To give screenwriter Kellie Madison credit, she seemingly doesn’t make up or even slightly embellish any of the facts in Dear Mr. Gacy, which is based on the memoir “The Last Victim”, written by Jason Moss. If she did, Moss’ character might have snapped and killed someone, or Gacy would have gotten out of prison and killed some folks, or any of the usual things one does when trying to make a more exciting movie based on a true story. But is the movie still worth a watch? Read on to find out.
Dear Mr. Gacy is not a traditional serial killer biopic. Despite an early flashback to Gacy (William Forsythe, once again proving he deserves more than minor roles in Rob Zombie movies) killing someone, this isn’t a recap of the events that got him into prison in the first place. The film focuses more on Moss, who is writing a paper on Gacy and tricks him into thinking he’s a “fan” who wants to get into hustling, in order to trick him into opening up and maybe coming clean on some of his crimes.

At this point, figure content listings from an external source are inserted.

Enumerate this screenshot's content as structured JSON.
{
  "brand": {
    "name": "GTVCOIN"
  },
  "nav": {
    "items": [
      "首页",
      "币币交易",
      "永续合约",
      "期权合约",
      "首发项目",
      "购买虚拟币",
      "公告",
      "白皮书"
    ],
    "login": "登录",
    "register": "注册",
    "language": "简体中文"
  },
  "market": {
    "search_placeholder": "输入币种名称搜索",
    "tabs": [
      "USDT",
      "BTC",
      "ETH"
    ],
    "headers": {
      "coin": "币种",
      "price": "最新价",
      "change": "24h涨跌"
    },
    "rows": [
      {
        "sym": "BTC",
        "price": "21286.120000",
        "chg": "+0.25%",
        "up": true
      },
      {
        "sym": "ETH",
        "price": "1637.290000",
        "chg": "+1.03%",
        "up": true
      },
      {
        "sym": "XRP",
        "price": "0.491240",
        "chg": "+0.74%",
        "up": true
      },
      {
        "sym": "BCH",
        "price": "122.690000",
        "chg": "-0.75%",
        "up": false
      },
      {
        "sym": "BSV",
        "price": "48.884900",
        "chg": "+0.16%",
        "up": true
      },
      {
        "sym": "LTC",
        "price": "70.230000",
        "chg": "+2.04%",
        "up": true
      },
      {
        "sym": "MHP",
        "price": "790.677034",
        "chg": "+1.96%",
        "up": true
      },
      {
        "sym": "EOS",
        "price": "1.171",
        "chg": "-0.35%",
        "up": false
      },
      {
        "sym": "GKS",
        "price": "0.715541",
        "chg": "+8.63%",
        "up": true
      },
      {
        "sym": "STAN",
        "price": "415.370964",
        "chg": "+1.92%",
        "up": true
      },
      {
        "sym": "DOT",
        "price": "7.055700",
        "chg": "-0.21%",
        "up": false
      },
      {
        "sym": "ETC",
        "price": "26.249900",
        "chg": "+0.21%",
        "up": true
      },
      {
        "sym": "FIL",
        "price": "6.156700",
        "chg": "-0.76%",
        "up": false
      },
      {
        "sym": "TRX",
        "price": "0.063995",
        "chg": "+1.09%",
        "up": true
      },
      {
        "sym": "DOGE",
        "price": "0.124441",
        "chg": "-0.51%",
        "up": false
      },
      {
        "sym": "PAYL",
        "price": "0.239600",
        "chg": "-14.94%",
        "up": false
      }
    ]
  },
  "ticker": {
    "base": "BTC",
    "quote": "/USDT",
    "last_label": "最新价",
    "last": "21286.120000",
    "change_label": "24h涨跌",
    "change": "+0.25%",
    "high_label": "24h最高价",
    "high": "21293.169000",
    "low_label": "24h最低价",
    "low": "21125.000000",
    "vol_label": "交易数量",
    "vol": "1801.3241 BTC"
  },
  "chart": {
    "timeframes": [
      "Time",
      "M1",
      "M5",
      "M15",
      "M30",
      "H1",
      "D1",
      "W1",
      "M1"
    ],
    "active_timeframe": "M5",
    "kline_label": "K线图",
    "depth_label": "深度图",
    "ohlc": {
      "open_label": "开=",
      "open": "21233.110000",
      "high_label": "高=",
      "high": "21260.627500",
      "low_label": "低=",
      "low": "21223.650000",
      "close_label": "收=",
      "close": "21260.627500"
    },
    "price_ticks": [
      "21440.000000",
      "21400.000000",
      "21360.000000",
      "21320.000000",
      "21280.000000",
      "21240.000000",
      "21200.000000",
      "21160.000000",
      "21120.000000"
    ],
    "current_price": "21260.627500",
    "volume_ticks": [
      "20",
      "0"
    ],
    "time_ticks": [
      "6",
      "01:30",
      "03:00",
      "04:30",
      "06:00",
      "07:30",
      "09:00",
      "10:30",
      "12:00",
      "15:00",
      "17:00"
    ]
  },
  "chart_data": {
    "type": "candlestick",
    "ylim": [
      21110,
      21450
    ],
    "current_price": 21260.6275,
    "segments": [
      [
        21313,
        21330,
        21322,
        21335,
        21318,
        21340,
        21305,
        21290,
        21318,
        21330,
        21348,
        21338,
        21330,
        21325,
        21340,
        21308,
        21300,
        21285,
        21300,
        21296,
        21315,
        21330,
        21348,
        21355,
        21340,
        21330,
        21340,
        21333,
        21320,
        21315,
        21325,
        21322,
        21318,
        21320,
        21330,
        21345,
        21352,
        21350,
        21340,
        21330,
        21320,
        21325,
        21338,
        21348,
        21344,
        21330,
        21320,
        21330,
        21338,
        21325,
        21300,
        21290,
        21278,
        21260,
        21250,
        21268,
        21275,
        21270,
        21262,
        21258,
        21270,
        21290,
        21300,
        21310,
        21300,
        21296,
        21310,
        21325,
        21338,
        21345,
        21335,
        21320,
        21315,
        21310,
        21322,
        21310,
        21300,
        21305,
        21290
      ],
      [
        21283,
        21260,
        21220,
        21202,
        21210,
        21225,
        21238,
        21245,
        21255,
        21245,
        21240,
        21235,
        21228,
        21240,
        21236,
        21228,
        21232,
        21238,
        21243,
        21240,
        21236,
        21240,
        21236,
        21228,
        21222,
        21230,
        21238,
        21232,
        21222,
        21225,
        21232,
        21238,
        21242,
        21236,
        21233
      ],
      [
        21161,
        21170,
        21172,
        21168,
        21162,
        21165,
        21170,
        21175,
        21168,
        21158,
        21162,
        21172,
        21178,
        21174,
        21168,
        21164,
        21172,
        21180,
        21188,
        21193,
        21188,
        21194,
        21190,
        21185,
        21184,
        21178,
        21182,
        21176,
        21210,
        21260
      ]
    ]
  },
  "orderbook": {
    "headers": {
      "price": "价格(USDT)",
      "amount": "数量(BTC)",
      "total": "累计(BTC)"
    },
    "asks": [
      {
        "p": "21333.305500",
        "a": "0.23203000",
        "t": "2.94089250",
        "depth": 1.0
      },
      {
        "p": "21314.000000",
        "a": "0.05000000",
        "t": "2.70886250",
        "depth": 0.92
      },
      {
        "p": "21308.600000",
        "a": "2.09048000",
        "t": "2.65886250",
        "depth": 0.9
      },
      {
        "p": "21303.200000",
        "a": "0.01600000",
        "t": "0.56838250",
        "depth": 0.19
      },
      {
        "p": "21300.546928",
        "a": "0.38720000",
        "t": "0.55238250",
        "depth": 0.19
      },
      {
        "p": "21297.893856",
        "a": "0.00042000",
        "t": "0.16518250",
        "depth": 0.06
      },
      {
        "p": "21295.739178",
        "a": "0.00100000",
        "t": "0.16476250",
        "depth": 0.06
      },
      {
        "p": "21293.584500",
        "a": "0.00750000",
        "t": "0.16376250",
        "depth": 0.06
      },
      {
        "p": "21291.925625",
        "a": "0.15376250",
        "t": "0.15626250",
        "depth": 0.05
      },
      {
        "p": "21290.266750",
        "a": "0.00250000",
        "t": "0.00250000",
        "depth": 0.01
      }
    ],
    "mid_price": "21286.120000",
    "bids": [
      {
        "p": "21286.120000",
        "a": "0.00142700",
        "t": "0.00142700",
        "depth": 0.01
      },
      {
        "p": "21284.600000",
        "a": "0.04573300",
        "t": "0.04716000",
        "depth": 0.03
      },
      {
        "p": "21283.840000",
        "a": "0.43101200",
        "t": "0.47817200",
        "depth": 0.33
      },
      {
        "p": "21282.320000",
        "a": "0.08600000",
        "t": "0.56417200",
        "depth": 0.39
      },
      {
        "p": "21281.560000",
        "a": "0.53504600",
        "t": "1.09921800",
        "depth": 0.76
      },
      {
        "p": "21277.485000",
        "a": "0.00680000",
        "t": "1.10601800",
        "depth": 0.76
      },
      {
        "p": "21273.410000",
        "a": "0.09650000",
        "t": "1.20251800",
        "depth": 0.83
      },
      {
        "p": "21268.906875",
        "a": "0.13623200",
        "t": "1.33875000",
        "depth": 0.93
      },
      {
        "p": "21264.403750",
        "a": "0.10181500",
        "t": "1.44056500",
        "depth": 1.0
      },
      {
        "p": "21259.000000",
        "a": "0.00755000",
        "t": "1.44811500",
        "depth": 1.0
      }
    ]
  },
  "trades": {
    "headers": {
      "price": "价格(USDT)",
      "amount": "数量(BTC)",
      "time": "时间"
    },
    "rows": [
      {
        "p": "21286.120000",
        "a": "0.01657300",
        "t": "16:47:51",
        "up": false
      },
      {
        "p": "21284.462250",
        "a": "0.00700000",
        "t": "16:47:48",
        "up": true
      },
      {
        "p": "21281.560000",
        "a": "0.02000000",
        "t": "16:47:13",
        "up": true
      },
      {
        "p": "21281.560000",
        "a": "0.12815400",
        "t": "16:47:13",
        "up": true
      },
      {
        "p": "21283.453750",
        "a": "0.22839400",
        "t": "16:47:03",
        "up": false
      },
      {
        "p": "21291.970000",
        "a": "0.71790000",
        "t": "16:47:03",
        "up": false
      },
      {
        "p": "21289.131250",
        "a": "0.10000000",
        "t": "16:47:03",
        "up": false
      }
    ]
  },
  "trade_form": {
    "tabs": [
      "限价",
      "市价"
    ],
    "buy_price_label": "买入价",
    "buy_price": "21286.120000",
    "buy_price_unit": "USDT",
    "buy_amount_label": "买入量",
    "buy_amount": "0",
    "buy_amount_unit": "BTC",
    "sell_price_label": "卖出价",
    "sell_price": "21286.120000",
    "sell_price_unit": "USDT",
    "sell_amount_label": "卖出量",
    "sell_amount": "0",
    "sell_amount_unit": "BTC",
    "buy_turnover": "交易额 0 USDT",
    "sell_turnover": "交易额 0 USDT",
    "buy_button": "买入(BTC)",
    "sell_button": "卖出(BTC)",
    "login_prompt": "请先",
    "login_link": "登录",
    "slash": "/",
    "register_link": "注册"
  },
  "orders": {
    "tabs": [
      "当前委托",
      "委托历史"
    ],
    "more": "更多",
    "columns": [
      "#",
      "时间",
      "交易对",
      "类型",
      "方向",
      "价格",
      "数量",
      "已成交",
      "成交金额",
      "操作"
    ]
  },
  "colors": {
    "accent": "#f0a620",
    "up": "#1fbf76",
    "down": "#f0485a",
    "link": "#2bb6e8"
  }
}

See, unlike a Ramirez or Dahmer, who never backed down from the obvious, Gacy quite incredulously claimed he was innocent for most of his crimes, claiming he was framed for most of them. But um… he isn’t (the fact that he confessed initially and then tried the “I was framed” angle along with several others after it became clear he’d be convicted and executed didn’t help much), so while there’s merit to Moss’ attempt to get him to confess (again) in the days leading up to his execution, it sort of deflates the occasional attempts at sympathy for the guy. If there was even a shred of possibility he was indeed innocent of the crimes he was being executed for, I could maybe feel bad for him when he gets word that his date has been set, or when he discovers that Jason has been lying to him and using him. But, you know, no.
Luckily, this movie isn’t really trying to get you to consider whether or not Gacy was innocent after all. So it’s not exactly a thriller, and without the usual (often tasteless) depictions of Gacy’s crimes, so why are we covering it on Bloody Disgusting? Because damned if it’s not one of the most uncomfortable and creepy movies I’ve seen in a long time. No one holds back when Gacy and Jason talk about things Jason could do in order to have a more “satisfying” sex life, such as when Gacy tries to explain (in graphic detail) how Jason could rape his little brother. I was going “ew” every 5 minutes or so, at least until the point where Jason more or less quits the act.
And since I knew nothing about Moss (I honestly didn’t realize this was a true story until the end), I was pretty terrified at the climax, when Moss decides to visit Gacy in prison a couple of days before his execution. Needless to say, it’s not an entirely civil meeting. It’s an interesting workaround to a common problem in serial killer movies – we already know the highlights. Dear Mr. Gacy takes on a chapter of his life that’s rather unknown (it’s not even mentioned in his lengthy Wikipedia page, other than a passing comment about it being one of the movies to be made based on him).
The movie could definitely use some tightening; 102 minutes is pretty long for a film in which nothing happens, especially when they are sticking to the facts – we know Gacy won’t escape and come to the kid’s house or something, so after a while I just wanted them to get to the main event – Moss visiting Gacy. There are a few too many scenes of Moss arguing with his girlfriend too – at one point is this girl just going to walk away? Also, the actor playing Moss (actor Jesse Moss, no relation) isn’t terrible, but he didn’t really have the range needed to convey the difference between his character at the beginning of the movie to the one near the end, when Gacy has gotten “too deep” into his head and he’s contemplating killing hookers (he’s great as the crazed “hero” in Tucker and Dale vs Evil though).
Some more on the real Moss would have been welcome on the bonus features, but instead we just get a 22 minute piece about some of the folks Gacy knew, including a cop who busted him. Forsythe is often with the folks as they talk, though he doesn’t really offer much insight, so it’s not exactly a behind the scenes piece about him researching his role either. The tales are interesting (one of the subjects is a childhood friend of Gacy’s) but since the movie is about Moss, having the sole extra be devoted to Gacy is a little weird. Audio/video is average; this is not a title one “has” to see on Blu-ray.
If you liked movies like Dead Man Walking or Murder In The First, this one will be up your alley. If you want a traditional serial killer biopic, stick with the TV movie To Catch A Killer, starring Brian Dennehy as Gacy.